HONG KONG—During four days of sales at Sotheby’s Hong Kong, the predominantly Asian buyers spent $106 million (excluding watches) on Chinese jade, porcelain, Imperial accessories and ink brushwork paintings.
But it was the contemporary Chinese art sale on the second day that doubled expectations, with a diverse crowd of buyers leaping at works created in this century. Top lots went to Taiwanese, Indonesian, Korean, mainland Chinese and American collectors. (Sotheby’s sales this year were held from April 7-10, three weeks earlier than the usual late April/early May time, when Christie’s still holds its sales.)
The contemporary Chinese art total of $17 million was nearly $4 million more than Sotheby’s inaugural “Contemporary Art Asia” sale held in New York a week earlier (see page 2) and was the highest yet for a Chinese contemporary art sale at Sotheby’s.
Many of the most sought-after works on offer carried relatively low estimates and had been made within the past five years by artists such as Liu Ye (b. 1964), Yue Minjun (b. 1962) and Tang Zhigang (b. 1959). In fact, many were dated 2005, although only two works came directly from the artists, says Sotheby’s contemporary Chinese specialist Evelyn Lin.
An American collector, bidding on the phone, purchased the costliest contemporary work of art, Liu’s irreverent picture of a young girl lighting up before a red sun, Smoke, 2001-02, for $477,483.
The highest prices within the contemporary category, however, were reserved for the modern, mid-20th-century artists who used oil paints to render familiar themes in Chinese ink-brush painting. Sanyu’s much-reproduced, poster-friendly Pink Lotus was sold for $3.6 million to a private Asian collector, setting a record both for the artist and for a Chinese oil painting at auction.
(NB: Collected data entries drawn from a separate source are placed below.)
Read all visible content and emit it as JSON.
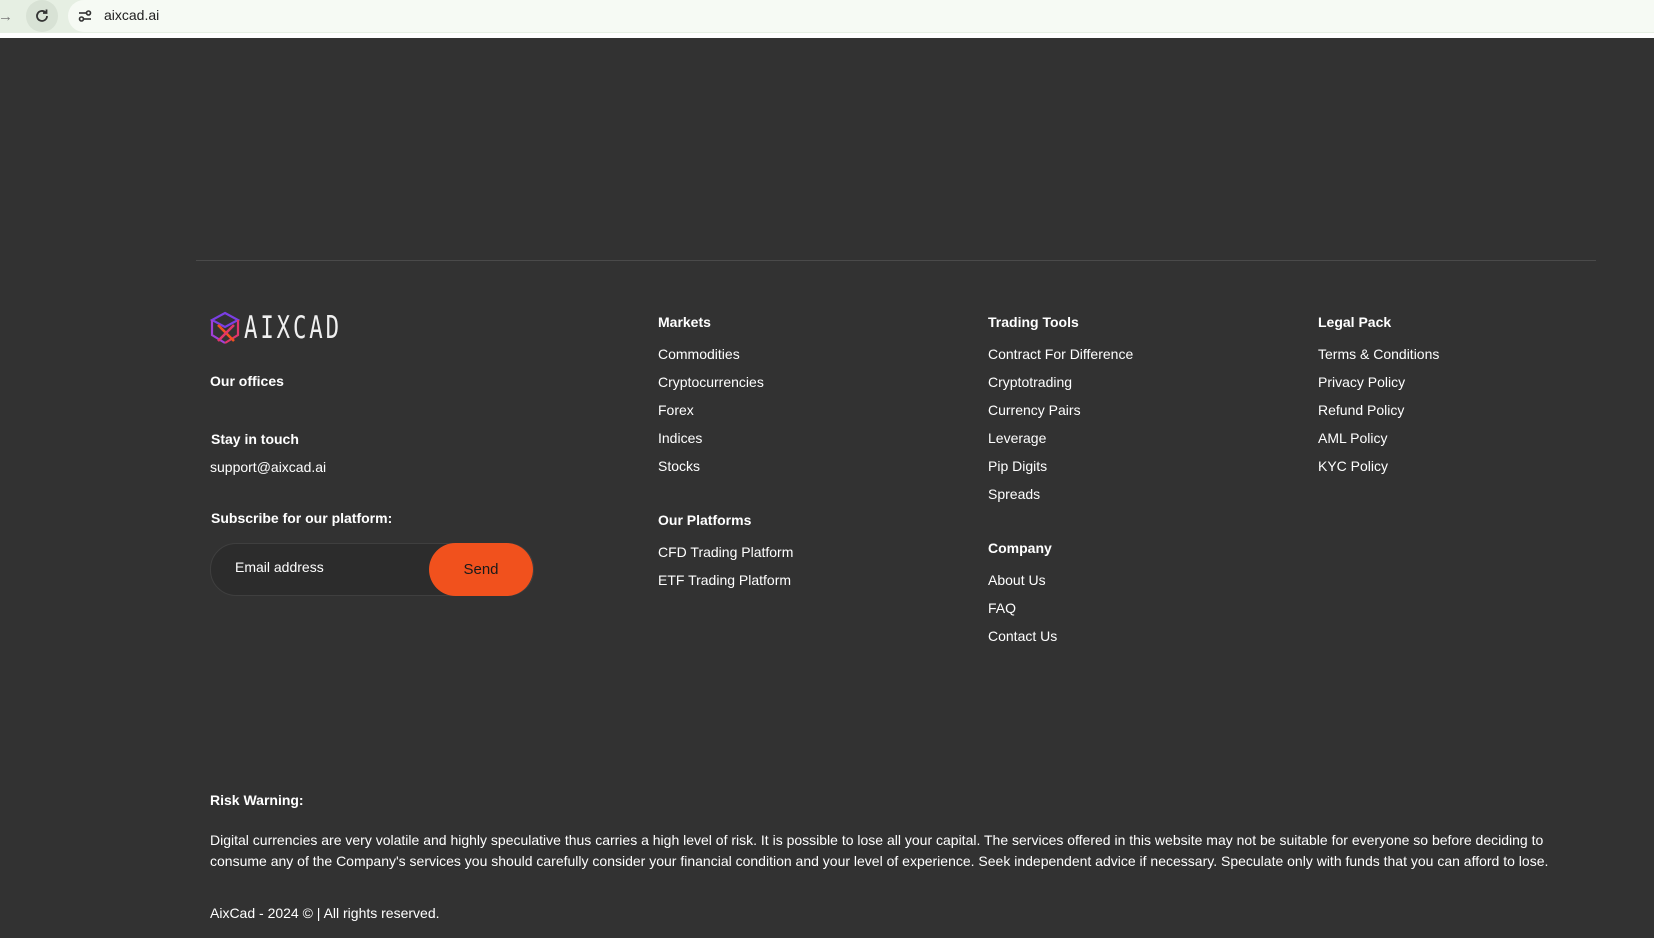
{
  "browser": {
    "url": "aixcad.ai"
  },
  "brand": {
    "name": "AIXCAD",
    "logo_colors": [
      "#7b3fe4",
      "#e0356b",
      "#f1511d"
    ]
  },
  "contact": {
    "offices_heading": "Our offices",
    "stay_heading": "Stay in touch",
    "email": "support@aixcad.ai",
    "subscribe_heading": "Subscribe for our platform:",
    "email_placeholder": "Email address",
    "send_label": "Send"
  },
  "markets": {
    "heading": "Markets",
    "items": [
      "Commodities",
      "Cryptocurrencies",
      "Forex",
      "Indices",
      "Stocks"
    ]
  },
  "platforms": {
    "heading": "Our Platforms",
    "items": [
      "CFD Trading Platform",
      "ETF Trading Platform"
    ]
  },
  "trading_tools": {
    "heading": "Trading Tools",
    "items": [
      "Contract For Difference",
      "Cryptotrading",
      "Currency Pairs",
      "Leverage",
      "Pip Digits",
      "Spreads"
    ]
  },
  "company": {
    "heading": "Company",
    "items": [
      "About Us",
      "FAQ",
      "Contact Us"
    ]
  },
  "legal": {
    "heading": "Legal Pack",
    "items": [
      "Terms & Conditions",
      "Privacy Policy",
      "Refund Policy",
      "AML Policy",
      "KYC Policy"
    ]
  },
  "risk": {
    "heading": "Risk Warning:",
    "text": "Digital currencies are very volatile and highly speculative thus carries a high level of risk. It is possible to lose all your capital. The services offered in this website may not be suitable for everyone so before deciding to consume any of the Company's services you should carefully consider your financial condition and your level of experience. Seek independent advice if necessary. Speculate only with funds that you can afford to lose."
  },
  "footer": {
    "copyright": "AixCad - 2024 © | All rights reserved."
  },
  "colors": {
    "background": "#323232",
    "accent": "#f1511d",
    "browser_bar": "#e6efe3"
  }
}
Oil-on-canvas works by Liao Jichun (the Fauvist-influenced Tainan Confucius Temple, 1962) and by Lin Fengmian (a Claude Monet-like Lotus Pond, 1965) each made $953,934. “The market is getting bigger, but it is also getting more difficult for us to find good property, because everyone wants to keep their collection for the future,” explains Sotheby’s Lin.
The opening-day sale of late-19th- and early- 20th-century Chinese paintings being sold by Hong Kong and Shanghai-based collector Robert Chang did not fare as well, with only 58 percent of the lots selling for a total of $5 million (HK$38.7 million), well below the presale estimate of HK$70 million.
T he top lot was Qi Baishi’s Refusing Drink, an ink on hanging scroll that fell for $419,666 to a private buyer on the phone. “The estimates were quite strong, and there was resistance from buyers,” observes Henry Howard-Sneyd, managing director of Sotheby’s Asia and the principal auctioneer. The Chinese paintings sale later in the day totaled a respectable $12.4 million.
The usual centerpiece of Chinese auctions— fine Chinese ceramics and works of art—also performed solidly, totaling $20.5 million, with Asian bidders in the room fighting for the always desirable 16th- and 17th-century blue and white porcelain vases and jars.
The greatest enthusiasm seemed reserved for the last sale of the day—for works once owned by Emperor Qianlong (1736-95). Despite spotty bidding, they made $23.2 million, at the high end of the presale estimates.